28.03.2022Fachbeitrag

Update Arbeitsrecht März 2022

Wer trägt die Darlegungs- und Beweislast für den Zugang einer E-Mail?

LAG Köln, 11.02.2022 – 4 Sa 315/21

Kann der Absender einer E-Mail sich darauf verlassen, dass die E-Mail den Empfänger quasi in Echtzeit zugeht? Das Landesarbeitsgericht Köln hat dies eindeutig verneint. Der Absender trägt die volle Darlegungs- und Beweislast dafür, dass die E-Mail dem Empfänger zugegangen ist. Selbst, wenn der Absender keine Benachrichtigung über die Unzustellbarkeit erhält, gibt es keinen Anscheinsbeweis.

Sachverhalt

Der Kläger hatte im Konzern der Beklagten eine Pilotenausbildung absolviert. Gemäß dem Schulungsvertrag musste er für die Ausbildungskosten einen Eigenanteil von EUR 60.000,00 übernehmen. Parallel zum Ausbildungsvertrag wurde daher ein Darlehensvertrag in Höhe des Eigenanteils mit einer anderen Konzerngesellschaft geschlossen und das Darlehen direkt an die Ausbildungsgesellschaft ausgezahlt. 
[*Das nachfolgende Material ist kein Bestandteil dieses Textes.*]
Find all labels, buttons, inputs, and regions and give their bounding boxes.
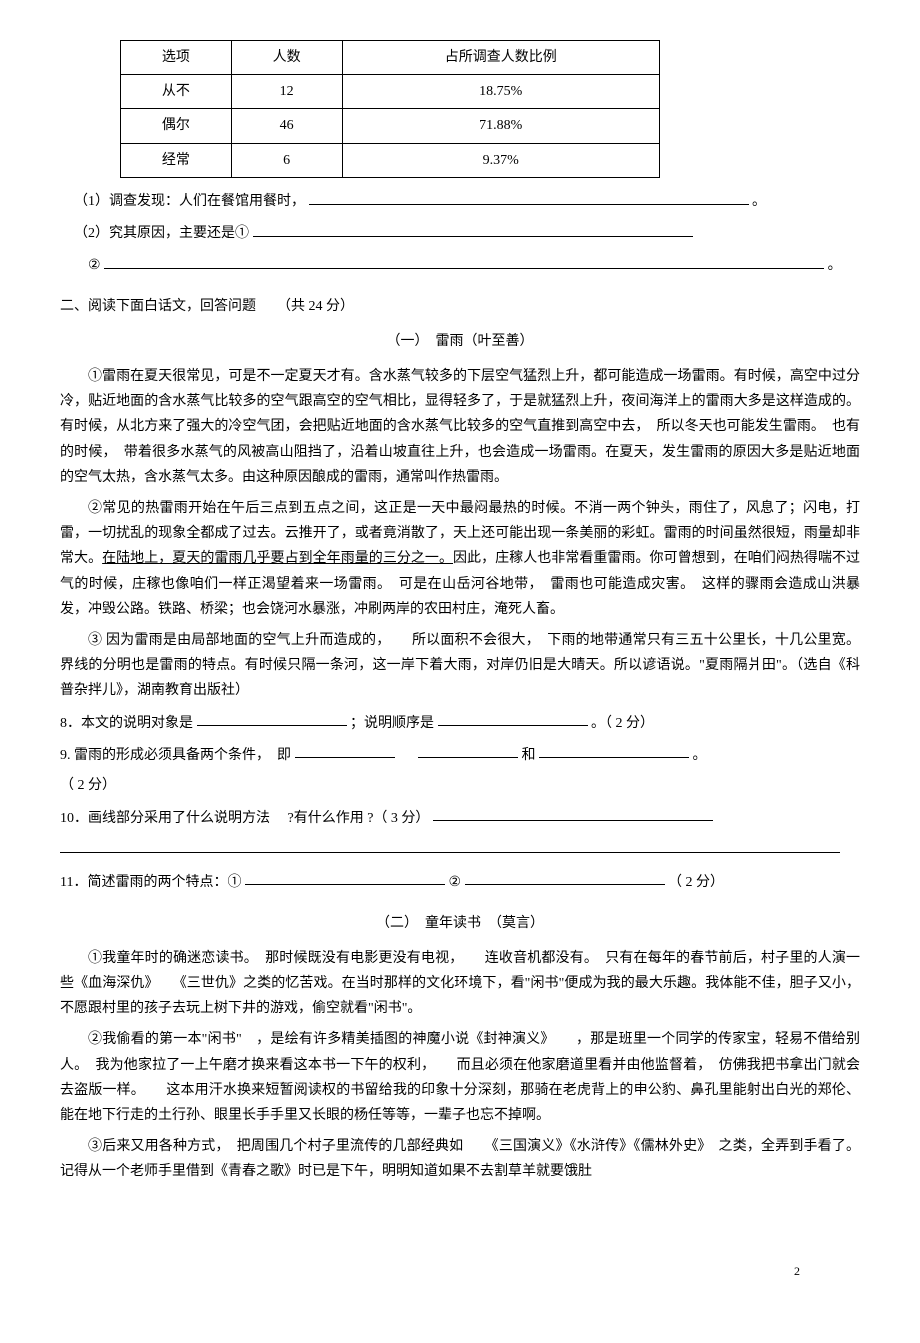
finding-2: （2）究其原因，主要还是① (60, 220, 860, 246)
q11-end: （ 2 分） (668, 874, 724, 889)
blank-line (253, 220, 693, 237)
survey-table: 选项 人数 占所调查人数比例 从不 12 18.75% 偶尔 46 71.88%… (120, 40, 660, 178)
table-row: 偶尔 46 71.88% (121, 109, 660, 143)
finding-1-prefix: （1）调查发现：人们在餐馆用餐时， (74, 194, 305, 209)
period: 。 (752, 194, 766, 209)
q9-and: 和 (522, 747, 536, 762)
question-10: 10．画线部分采用了什么说明方法 ?有什么作用 ?（ 3 分） (60, 805, 860, 831)
passage-1-p1: ①雷雨在夏天很常见，可是不一定夏天才有。含水蒸气较多的下层空气猛烈上升，都可能造… (60, 364, 860, 490)
finding-2b: ② 。 (60, 252, 860, 278)
col-percent: 占所调查人数比例 (342, 41, 660, 75)
passage-1-p2: ②常见的热雷雨开始在午后三点到五点之间，这正是一天中最闷最热的时候。不消一两个钟… (60, 496, 860, 622)
table-header-row: 选项 人数 占所调查人数比例 (121, 41, 660, 75)
passage-1-p3: ③ 因为雷雨是由局部地面的空气上升而造成的， 所以面积不会很大， 下雨的地带通常… (60, 628, 860, 704)
cell-option: 经常 (121, 143, 232, 177)
passage-2-p3: ③后来又用各种方式， 把周围几个村子里流传的几部经典如 《三国演义》《水浒传》《… (60, 1134, 860, 1184)
cell-count: 6 (231, 143, 342, 177)
blank-line (309, 188, 749, 205)
passage-2-p1: ①我童年时的确迷恋读书。 那时候既没有电影更没有电视， 连收音机都没有。 只有在… (60, 946, 860, 1022)
blank-line (60, 837, 840, 854)
page-number: 2 (794, 1261, 800, 1283)
q9-end: 。 (693, 747, 707, 762)
blank-line (433, 805, 713, 822)
blank-line (245, 869, 445, 886)
table-row: 经常 6 9.37% (121, 143, 660, 177)
q8-end: 。（ 2 分） (591, 715, 654, 730)
blank-line (465, 869, 665, 886)
passage-1-title: （一） 雷雨（叶至善） (60, 329, 860, 354)
blank-line (295, 742, 395, 759)
period: 。 (828, 258, 842, 273)
q11-text: 11．简述雷雨的两个特点：① (60, 874, 241, 889)
blank-line (418, 742, 518, 759)
cell-percent: 71.88% (342, 109, 660, 143)
col-count: 人数 (231, 41, 342, 75)
finding-1: （1）调查发现：人们在餐馆用餐时， 。 (60, 188, 860, 214)
q10-text: 10．画线部分采用了什么说明方法 ?有什么作用 ?（ 3 分） (60, 810, 429, 825)
table-row: 从不 12 18.75% (121, 75, 660, 109)
passage-2-title: （二） 童年读书 （莫言） (60, 911, 860, 936)
cell-count: 46 (231, 109, 342, 143)
q8-text: 8．本文的说明对象是 (60, 715, 193, 730)
q9-text: 9. 雷雨的形成必须具备两个条件， 即 (60, 747, 291, 762)
finding-2b-prefix: ② (88, 258, 101, 273)
q8-mid: ；说明顺序是 (350, 715, 434, 730)
col-option: 选项 (121, 41, 232, 75)
cell-option: 偶尔 (121, 109, 232, 143)
question-9: 9. 雷雨的形成必须具备两个条件， 即 和 。 (60, 742, 860, 768)
question-9-score: （ 2 分） (60, 773, 860, 798)
blank-line (104, 252, 824, 269)
p2-underlined: 在陆地上，夏天的雷雨几乎要占到全年雨量的三分之一。 (102, 551, 453, 566)
cell-percent: 9.37% (342, 143, 660, 177)
passage-2-p2: ②我偷看的第一本"闲书" ，是绘有许多精美插图的神魔小说《封神演义》 ，那是班里… (60, 1027, 860, 1128)
cell-option: 从不 (121, 75, 232, 109)
cell-count: 12 (231, 75, 342, 109)
question-8: 8．本文的说明对象是 ；说明顺序是 。（ 2 分） (60, 710, 860, 736)
blank-line (438, 710, 588, 727)
cell-percent: 18.75% (342, 75, 660, 109)
blank-line (197, 710, 347, 727)
q11-mid: ② (448, 874, 461, 889)
finding-2-prefix: （2）究其原因，主要还是① (74, 226, 249, 241)
section-2-title: 二、阅读下面白话文，回答问题 （共 24 分） (60, 294, 860, 319)
blank-line (539, 742, 689, 759)
question-11: 11．简述雷雨的两个特点：① ② （ 2 分） (60, 869, 860, 895)
question-10-line2 (60, 837, 860, 863)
Bezüglich der Rückzahlung wurde geregelt, dass der Kläger, wenn ihm aus betrieblichen Gründen nicht innerhalb von fünf Jahren nach Beendigung der Schulung die Übernahme in ein Cockpitarbeitsverhältnis angeboten wird, das Darlehen nicht zurückzahlen muss.

Der Kläger schloss seine Ausbildung am 26. Oktober 2013 ab. Die Frist zum Angebot eines Arbeitsvertrags endete daher am 26. Oktober 2018. Am 27. Oktober 2018 ging dem Kläger ein postalisches Schreiben, datiert auf den 25. Oktober 2018, zu. In diesem Schreiben hat die Beklagte dem Kläger einen Arbeitsplatz angeboten. 

Bis zuletzt streitig war jedoch, ob der Kläger bereits am 25. Oktober 2018 eine E-Mail von der Beklagten mit Arbeitsplatzangebot erhalten hatte. Ist ihm keine E-Mail vor dem 26. Oktober 2018 zugegangen, so muss er das Darlehen nicht zurückzahlen.

Kein Anscheinsbeweis beim Zugang einer E-Mail 

Das Landesarbeitsgericht Köln stellte in seinem Urteil fest, dass dem Kläger nicht innerhalb der entscheidenden Frist von fünf Jahren ein Cockpitarbeitsverhältnis angeboten wurde. Das postalische Schreiben habe die Frist eindeutig nicht gewahrt. Die Beklagte hatte zwar behauptete, dass das selbe Schreiben als Anhang der E-Mail am 25. Oktober 2018 an die E-Mail-Adresse des Klägers versendet wurde. Es sei allerdings festzuhalten, dass die Absendung der E-Mail kein Anscheinsbeweis für den Zugang beim Empfänger begründet. Nach dem Versenden einer E-Mail geht die Nachricht normalerweise auf einem Server ein. Dies sei jedoch nicht gewiss. Auch bei einfacher Post sei es technisch möglich, dass die Nachricht nicht ankomme. Dieses Risiko könne nicht dem Empfänger aufgebürdet werden. Schließlich wähle der Versender die Art der Übermittlung der Willenserklärung und trage damit auch das Risiko, dass die Nachricht nicht ankommt. Das Landesarbeitsgericht Köln weist noch darauf hin, dass der Versender die Option einer Lesebestätigung habe, welche vorliegend aber nicht genutzt wurde. 

Dem Kläger wurde somit nicht innerhalb der Frist von fünf Jahren ein Arbeitsplatz angeboten. Er war somit nicht verpflichtet, das Darlehen zurückzuzahlen. In der Praxis ist daher dem Rat des Landesarbeitsgerichts zu folgen, immer eine Lesebestätigung anzufordern, wenn der Zeitpunkt und der Zugang der E-Mail relevant sind bzw. werden könnten.